Your Diagnosis and Patient Management Plan are heavily dependent on the quality of the information exchanged between you and your patient.

Be explicit and formulate your diagnosis, treatment plan and considerations – not only in simulated-patients interviews, but also in your consultations with real patients..

Check whether you really obtained the information you based your diagnosis on.

 

Medical Problem-Solving

1Diagnostic Classification About Main Complaint

  • 1.1Write down a maximum of three possible diagnoses in order of decreasing probability

2Aetiological Factors & Conditions

  • 2.1Write down the three most important recent factors or conditions which play a role in the origin of this somatic or mental health problem (e.g. somatic factors, psychosocial stressors, life-events, etc.)

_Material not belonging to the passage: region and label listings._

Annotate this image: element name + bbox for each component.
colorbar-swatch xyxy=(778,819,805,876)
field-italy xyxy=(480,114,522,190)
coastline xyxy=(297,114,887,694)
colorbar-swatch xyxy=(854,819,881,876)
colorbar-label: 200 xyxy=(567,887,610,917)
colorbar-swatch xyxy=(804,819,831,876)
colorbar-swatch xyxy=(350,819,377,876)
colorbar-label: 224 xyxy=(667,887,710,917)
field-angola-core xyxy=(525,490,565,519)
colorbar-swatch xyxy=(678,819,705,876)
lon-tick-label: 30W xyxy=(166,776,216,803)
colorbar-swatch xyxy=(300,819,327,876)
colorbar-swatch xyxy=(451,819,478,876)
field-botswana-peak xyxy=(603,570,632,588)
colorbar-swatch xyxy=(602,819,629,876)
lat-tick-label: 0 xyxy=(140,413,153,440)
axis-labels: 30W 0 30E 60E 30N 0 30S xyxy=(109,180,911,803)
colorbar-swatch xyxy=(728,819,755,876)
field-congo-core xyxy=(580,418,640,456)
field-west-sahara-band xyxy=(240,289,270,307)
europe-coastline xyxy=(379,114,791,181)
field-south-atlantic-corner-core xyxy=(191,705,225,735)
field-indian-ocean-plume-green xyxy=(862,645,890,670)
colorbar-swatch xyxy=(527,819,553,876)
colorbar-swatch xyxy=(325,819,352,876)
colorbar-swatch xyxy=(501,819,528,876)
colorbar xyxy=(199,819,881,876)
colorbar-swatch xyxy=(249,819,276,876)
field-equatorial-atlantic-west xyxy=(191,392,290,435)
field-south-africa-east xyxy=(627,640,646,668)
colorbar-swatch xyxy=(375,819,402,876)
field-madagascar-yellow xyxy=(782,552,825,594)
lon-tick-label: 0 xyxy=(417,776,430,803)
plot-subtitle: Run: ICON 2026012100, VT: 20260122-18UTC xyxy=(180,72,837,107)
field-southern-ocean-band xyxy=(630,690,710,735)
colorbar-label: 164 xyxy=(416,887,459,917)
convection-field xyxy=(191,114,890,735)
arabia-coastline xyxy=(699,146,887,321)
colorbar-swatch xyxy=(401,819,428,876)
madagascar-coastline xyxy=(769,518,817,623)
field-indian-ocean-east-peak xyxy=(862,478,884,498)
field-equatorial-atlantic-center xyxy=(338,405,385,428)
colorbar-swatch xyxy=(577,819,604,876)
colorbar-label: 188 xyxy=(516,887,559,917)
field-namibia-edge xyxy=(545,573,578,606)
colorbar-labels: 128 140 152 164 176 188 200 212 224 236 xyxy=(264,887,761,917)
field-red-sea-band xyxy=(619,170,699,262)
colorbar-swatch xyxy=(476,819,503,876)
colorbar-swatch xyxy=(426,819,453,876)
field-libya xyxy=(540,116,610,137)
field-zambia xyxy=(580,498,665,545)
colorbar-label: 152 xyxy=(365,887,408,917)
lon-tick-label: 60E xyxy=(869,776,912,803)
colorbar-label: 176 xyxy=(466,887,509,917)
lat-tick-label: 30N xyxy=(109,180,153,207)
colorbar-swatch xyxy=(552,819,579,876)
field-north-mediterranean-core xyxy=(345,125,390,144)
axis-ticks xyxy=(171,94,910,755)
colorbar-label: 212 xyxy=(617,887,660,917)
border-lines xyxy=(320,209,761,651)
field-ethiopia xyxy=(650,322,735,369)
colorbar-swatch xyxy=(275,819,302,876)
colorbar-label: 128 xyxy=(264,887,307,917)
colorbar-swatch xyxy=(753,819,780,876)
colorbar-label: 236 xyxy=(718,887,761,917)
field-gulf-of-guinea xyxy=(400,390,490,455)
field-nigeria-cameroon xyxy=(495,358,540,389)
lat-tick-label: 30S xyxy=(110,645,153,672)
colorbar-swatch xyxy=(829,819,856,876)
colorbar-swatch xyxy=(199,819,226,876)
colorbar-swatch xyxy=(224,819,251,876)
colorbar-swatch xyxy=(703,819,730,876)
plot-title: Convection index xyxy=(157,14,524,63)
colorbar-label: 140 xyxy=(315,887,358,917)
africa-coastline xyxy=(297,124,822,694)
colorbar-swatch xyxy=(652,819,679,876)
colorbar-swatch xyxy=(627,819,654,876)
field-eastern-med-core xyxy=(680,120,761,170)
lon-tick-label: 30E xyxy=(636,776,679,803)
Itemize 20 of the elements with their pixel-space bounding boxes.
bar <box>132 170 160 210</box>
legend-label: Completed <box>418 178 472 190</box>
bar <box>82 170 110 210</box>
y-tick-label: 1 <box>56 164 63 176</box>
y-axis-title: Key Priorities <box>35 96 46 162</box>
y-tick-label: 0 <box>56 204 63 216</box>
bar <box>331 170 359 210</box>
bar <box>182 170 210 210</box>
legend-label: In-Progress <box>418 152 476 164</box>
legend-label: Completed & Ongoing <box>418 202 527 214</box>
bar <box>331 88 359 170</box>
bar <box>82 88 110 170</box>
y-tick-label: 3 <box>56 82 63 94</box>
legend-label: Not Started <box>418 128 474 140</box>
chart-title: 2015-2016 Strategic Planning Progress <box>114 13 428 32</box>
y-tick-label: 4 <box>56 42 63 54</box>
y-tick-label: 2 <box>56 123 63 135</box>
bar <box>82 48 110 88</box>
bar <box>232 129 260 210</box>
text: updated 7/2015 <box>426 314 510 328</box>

3Risk & Maintaining Factors

  • 3.1What long-standing factors precipitated and/or maintained the pertinent health problem?

4Treatment Plan: Content

  • 4.1What patient management plan (further examination, treatment plan or both) do you, based on the collected data, propose?

5Treatment Plan: Considerations & Theoretical Support

  • 5.1Adduce arguments in support of the elements of your management plan

  • 6.1Instructions for use

    Students and physicians are requested to respond to open-ended questions about differential diagnosis, explanatory hypotheses and hypotheses about further management.

    In simulated consultation hour situations, scoring takes place by comparing physician’s responses on the questions with criteria predefined by a panel of test-constructers.

    • A variable Diagnosis & Aetiology is the summation score of the correctness of the diagnosis, the elaboration of the differential diagnosis and correctness of explanatory hypotheses.
    • The variable Patient Management Plan is a summation of the correctness about further patient management and the agreement between the request for help and the proposed patient management plan.

    MAAS-G-Medial Problem-Solving can be applied for instruction as well as for evaluation and assessment in medical education and residency training.

    MAAS-Medial Problem-Solving was constructed for the Medical Problem-Solving section of the Competency in Medical and Psychomedical Education project (Crijnen & Kraan, 1983).